Mi mirada se fijó en ella sin disimulo, deteniéndome en sus rasgos. A primera vista era sencilla, pero no. No era sencilla en absoluto. Su cabello caía de forma desordenada, como si no le importara demasiado, y ese detalle, esa indiferencia en un lugar donde todo era excesivamente calculado, la hacía destacar más de lo que debería. La piel tersa y clara contrastaba con el negro ajustado del uniforme; no había adornos ni ostentaciones en ella, solo un aire de naturalidad que resultaba… muy atractivo.

La estuve mirando más tiempo del que debería, hasta que un tipo de la mesa, un idiota con ínfulas de gracioso, decidió abrir la boca.

—¿Quién te contrató? —gruñó, con insolencia, arrancando algunas risas.

Me preparé para ver cómo ella bajaba la cabeza, como cualquier camarera nueva que entendiera en qué clase de lugar estaba trabajando. Pero en lugar de eso, la chiquilla se enderezó ligeramente y, sin levantar la vista de la mesa, dejó escapar una respuesta.

—Alguien con mejor gusto que el suyo.

Mi ceño fruncido se relajó. Interesante.

Las risas se incrementaron, esta vez contra el tipo que la había provocado. Él intentó replicar, pero no tuvo tiempo; ella ya seguía con lo suyo, recogiendo las copas con una determinación casi arrogante.

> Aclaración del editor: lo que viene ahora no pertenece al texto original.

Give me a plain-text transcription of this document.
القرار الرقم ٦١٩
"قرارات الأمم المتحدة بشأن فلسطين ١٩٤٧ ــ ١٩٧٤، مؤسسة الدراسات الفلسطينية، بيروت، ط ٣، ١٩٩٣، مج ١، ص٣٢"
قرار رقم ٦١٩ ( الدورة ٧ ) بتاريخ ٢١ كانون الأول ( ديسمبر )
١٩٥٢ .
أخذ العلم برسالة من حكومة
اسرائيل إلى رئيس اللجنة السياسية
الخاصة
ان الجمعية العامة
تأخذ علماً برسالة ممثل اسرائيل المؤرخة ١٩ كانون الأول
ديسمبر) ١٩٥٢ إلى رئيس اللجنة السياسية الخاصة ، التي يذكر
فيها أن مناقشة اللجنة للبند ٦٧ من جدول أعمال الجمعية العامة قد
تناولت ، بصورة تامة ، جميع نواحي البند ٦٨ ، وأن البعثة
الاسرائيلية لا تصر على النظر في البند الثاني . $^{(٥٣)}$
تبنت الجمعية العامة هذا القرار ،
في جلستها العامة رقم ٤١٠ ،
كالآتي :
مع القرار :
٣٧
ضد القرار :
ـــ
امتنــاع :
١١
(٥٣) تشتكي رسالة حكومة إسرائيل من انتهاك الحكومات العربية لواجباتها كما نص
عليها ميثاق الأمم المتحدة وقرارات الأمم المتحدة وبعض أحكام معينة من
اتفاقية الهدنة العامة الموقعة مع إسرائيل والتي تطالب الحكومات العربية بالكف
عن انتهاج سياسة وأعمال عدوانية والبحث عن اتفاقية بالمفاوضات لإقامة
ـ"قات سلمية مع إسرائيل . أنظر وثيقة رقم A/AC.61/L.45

Dejé mis cartas sobre la mesa con un movimiento lento y calculado. Levanté la mirada con la clara intención de ponerla en su sitio. De recordar a todos quién era yo y que nadie tenía derecho a perturbar mi entorno sin consecuencias. Pero en cuanto mis ojos se toparon con los suyos…

Azul.

Un azul tan profundo y nítido que parecía imposible. No era un azul apacible, no; era un azul desafiante, casi salvaje. Parecía hielo puro y, al mismo tiempo, fuego contenido. Esa mirada me descolocó durante una fracción de segundo, algo que no me ocurría jamás. Nadie me miraba así. Nadie se atrevía.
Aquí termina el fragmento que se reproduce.